Ao caminhar, é possível sentir as ruas saturadas dos traumas sociais dos últimos anos.
Apresso meus passos e não consigo deixar de pensar na destruição sistemática de diversos ecossistemas por parte do atual Governo Federal.
Enquanto cruzo o tráfego, eu me permito sonhar acordado em meio a um mundo que se despedaça. Sou presenteado com imagens de resistência:
- Uma grade de ferro quilométrica pintada de verde se estende por diversas quadras. Sua função é impedir as pessoas de cruzar a canaleta do ônibus. Em um pequeno pedaço de terra de 20 cm x 20 cm, um abacateiro insiste em crescer entre a grade, sua ascensão não abala a estrutura de ferro, tampouco incomoda a visibilidade de pedestres ou motoristas; porém num ato de controle alguém da rua poda os galhos sem autorização. Não satisfeito, o abacateiro busca se expandir novamente entre o concreto e a grade de ferro.
- Um guapuruvu forte e esbelto pulsa vitalidade no centro da cidade. Quando o sol incide sobre sua copa, ele gentilmente projeta uma sombra que acolhe alguns trabalhadores no intervalo do almoço. Um deles tira um tempo para fumar e ao finalizar seu cigarro escolhe tirar um cochilo encostado no tronco da árvore. Com suas raízes brilhantes, o guapuruvu embala o sono do trabalhador, mas por baixo da terra deforma a calçada de paver com várias ondulações como se ali tivesse passado um sutil terremoto.
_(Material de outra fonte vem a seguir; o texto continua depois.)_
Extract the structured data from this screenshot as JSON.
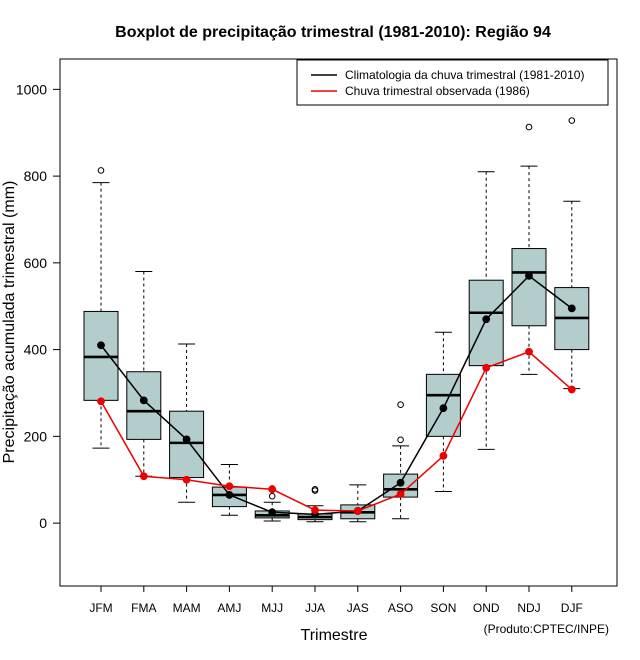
{
  "chart_data": {
    "type": "boxplot",
    "title": "Boxplot de precipitação trimestral (1981-2010): Região 94",
    "xlabel": "Trimestre",
    "ylabel": "Precipitação acumulada trimestral (mm)",
    "credit": "(Produto:CPTEC/INPE)",
    "ylim": [
      -145,
      1070
    ],
    "yticks": [
      0,
      200,
      400,
      600,
      800,
      1000
    ],
    "categories": [
      "JFM",
      "FMA",
      "MAM",
      "AMJ",
      "MJJ",
      "JJA",
      "JAS",
      "ASO",
      "SON",
      "OND",
      "NDJ",
      "DJF"
    ],
    "boxes": [
      {
        "low": 173,
        "q1": 283,
        "median": 383,
        "q3": 488,
        "high": 785,
        "outliers": [
          813
        ]
      },
      {
        "low": 108,
        "q1": 193,
        "median": 258,
        "q3": 349,
        "high": 580,
        "outliers": []
      },
      {
        "low": 48,
        "q1": 105,
        "median": 185,
        "q3": 258,
        "high": 413,
        "outliers": []
      },
      {
        "low": 18,
        "q1": 38,
        "median": 65,
        "q3": 83,
        "high": 135,
        "outliers": []
      },
      {
        "low": 5,
        "q1": 12,
        "median": 18,
        "q3": 28,
        "high": 48,
        "outliers": [
          80,
          62
        ]
      },
      {
        "low": 3,
        "q1": 8,
        "median": 14,
        "q3": 21,
        "high": 40,
        "outliers": [
          78,
          75
        ]
      },
      {
        "low": 3,
        "q1": 10,
        "median": 25,
        "q3": 42,
        "high": 88,
        "outliers": []
      },
      {
        "low": 10,
        "q1": 60,
        "median": 78,
        "q3": 113,
        "high": 178,
        "outliers": [
          273,
          192
        ]
      },
      {
        "low": 73,
        "q1": 200,
        "median": 295,
        "q3": 343,
        "high": 440,
        "outliers": []
      },
      {
        "low": 170,
        "q1": 363,
        "median": 485,
        "q3": 560,
        "high": 810,
        "outliers": []
      },
      {
        "low": 343,
        "q1": 455,
        "median": 578,
        "q3": 633,
        "high": 823,
        "outliers": [
          913
        ]
      },
      {
        "low": 310,
        "q1": 400,
        "median": 473,
        "q3": 543,
        "high": 742,
        "outliers": [
          928
        ]
      }
    ],
    "series": [
      {
        "name": "Climatologia da chuva trimestral (1981-2010)",
        "color": "#000000",
        "values": [
          410,
          283,
          193,
          65,
          25,
          20,
          28,
          93,
          265,
          470,
          570,
          495
        ]
      },
      {
        "name": "Chuva trimestral observada (1986)",
        "color": "#ee0000",
        "values": [
          281,
          108,
          100,
          85,
          78,
          30,
          28,
          67,
          155,
          358,
          395,
          308
        ]
      }
    ],
    "box_fill": "#b3cccc",
    "legend_position": "top-right"
  }
}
- 300 anos é a idade aproximada de uma senhora paineira; com seus 35 metros de altura, ela é vista por todos na região em que habita. Ao longo das décadas, muitas foram as alterações geográficas no seu entorno; ela carrega consigo toda a memória de um bairro. Sua copa, repleta de flores rosa, é vista de longe na paisagem. É possível vislumbrar a interação de dezenas de maritacas que pela manhã entoam um canto uníssono enquanto visitam a árvore. No fim da tarde, outras visitantes também aparecem em dezenas, são borboletas-maracujá-silvestres que em um ritual coletivo dançam com o vento entre as folhas, uma verdadeira sinfonia de cores e sons.
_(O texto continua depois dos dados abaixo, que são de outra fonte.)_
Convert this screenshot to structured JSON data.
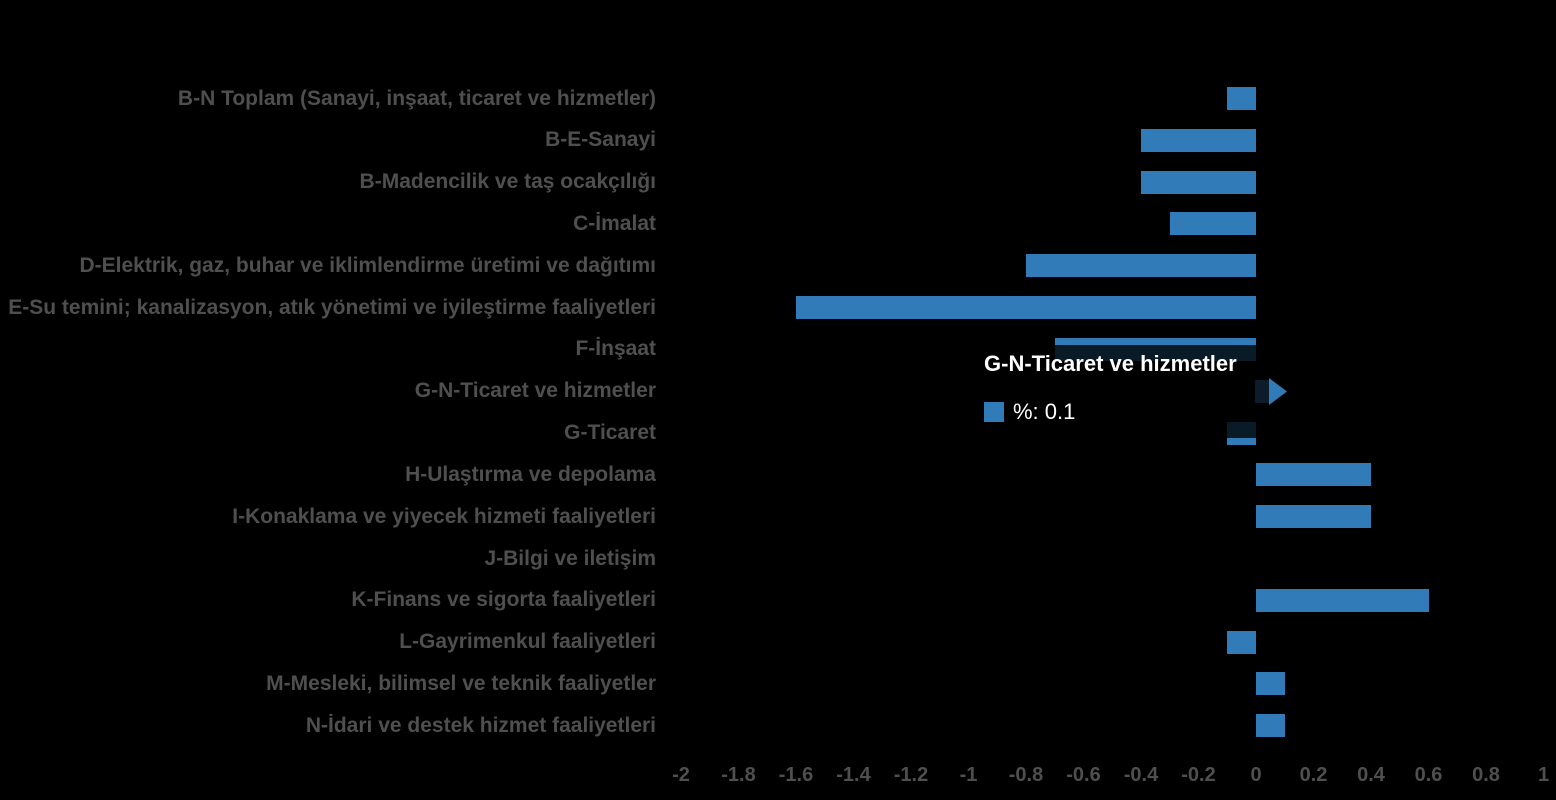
{
  "chart_data": {
    "type": "bar",
    "orientation": "horizontal",
    "title": "",
    "unit_label": "%",
    "grid": false,
    "legend_position": "none",
    "categories": [
      "B-N Toplam (Sanayi, inşaat, ticaret ve hizmetler)",
      "B-E-Sanayi",
      "B-Madencilik ve taş ocakçılığı",
      "C-İmalat",
      "D-Elektrik, gaz, buhar ve iklimlendirme üretimi ve dağıtımı",
      "E-Su temini; kanalizasyon, atık yönetimi ve iyileştirme faaliyetleri",
      "F-İnşaat",
      "G-N-Ticaret ve hizmetler",
      "G-Ticaret",
      "H-Ulaştırma ve depolama",
      "I-Konaklama ve yiyecek hizmeti faaliyetleri",
      "J-Bilgi ve iletişim",
      "K-Finans ve sigorta faaliyetleri",
      "L-Gayrimenkul faaliyetleri",
      "M-Mesleki, bilimsel ve teknik faaliyetler",
      "N-İdari ve destek hizmet faaliyetleri"
    ],
    "values": [
      -0.1,
      -0.4,
      -0.4,
      -0.3,
      -0.8,
      -1.6,
      -0.7,
      0.1,
      -0.1,
      0.4,
      0.4,
      0,
      0.6,
      -0.1,
      0.1,
      0.1
    ],
    "xlim": [
      -2,
      1
    ],
    "x_ticks": [
      "-2",
      "-1.8",
      "-1.6",
      "-1.4",
      "-1.2",
      "-1",
      "-0.8",
      "-0.6",
      "-0.4",
      "-0.2",
      "0",
      "0.2",
      "0.4",
      "0.6",
      "0.8",
      "1"
    ],
    "colors": {
      "bar": "#317cb8",
      "dimmed_bar": "#0c1c2a",
      "category_label": "#4f4f4f",
      "tick_label": "#4f4f4f",
      "background": "#000000",
      "tooltip_text": "#ffffff"
    },
    "hovered_index": 7,
    "tooltip": {
      "title": "G-N-Ticaret ve hizmetler",
      "series_swatch_color": "#317cb8",
      "value_text": "%: 0.1"
    }
  }
}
- Vários coqueiros jerivá enfeitam a entrada de um prédio desses de caráter estéril decorado com pastilhas nas cores cinza e creme. Em uma terça-feira às 15 horas, três tucanos de bico verde buscam alimento e fazem dos coqueiros seu banquete. Noutro dia, em frente ao prédio, um carcará adulto caminha às 7 horas da manhã de um sábado e não se intimida com a presença de pessoas que o admiram numa distância de 3 metros. Como quem se despede de um amigo, rapidamente alça voo até o maior coqueiro para entoar seu canto e hipnotiza todos que estão com os ouvidos atentos.
- Nos arredores de um parque urbano, um grupo de seres cresce silenciosamente longe do interesse das pessoas. Agrupados no chão, próximos das raízes de árvores ou crescendo em troncos já caídos, criam cidades inteiras. É possível se maravilhar com uma família de Auricularia polytricha, cogumelos comestíveis agrupados em uma árvore, e logo ao lado com um grupo de Pycnoporus sanguineus, que auxilia a decomposição de outra árvore. Mais escondido no meio do parque, com um ar de mistério e maravilha, um mixomiceto amarelo se alimenta com inteligência de outros fungos em um tronco robusto. Ali nesse pedaço de natureza, todo um microcosmo fortalece um ciclo essencial para o bem comum.
Em Inventário, dois fotógrafos recebem, todo mês, uma palavra diferente e são convidados a transformá-la em imagem e texto.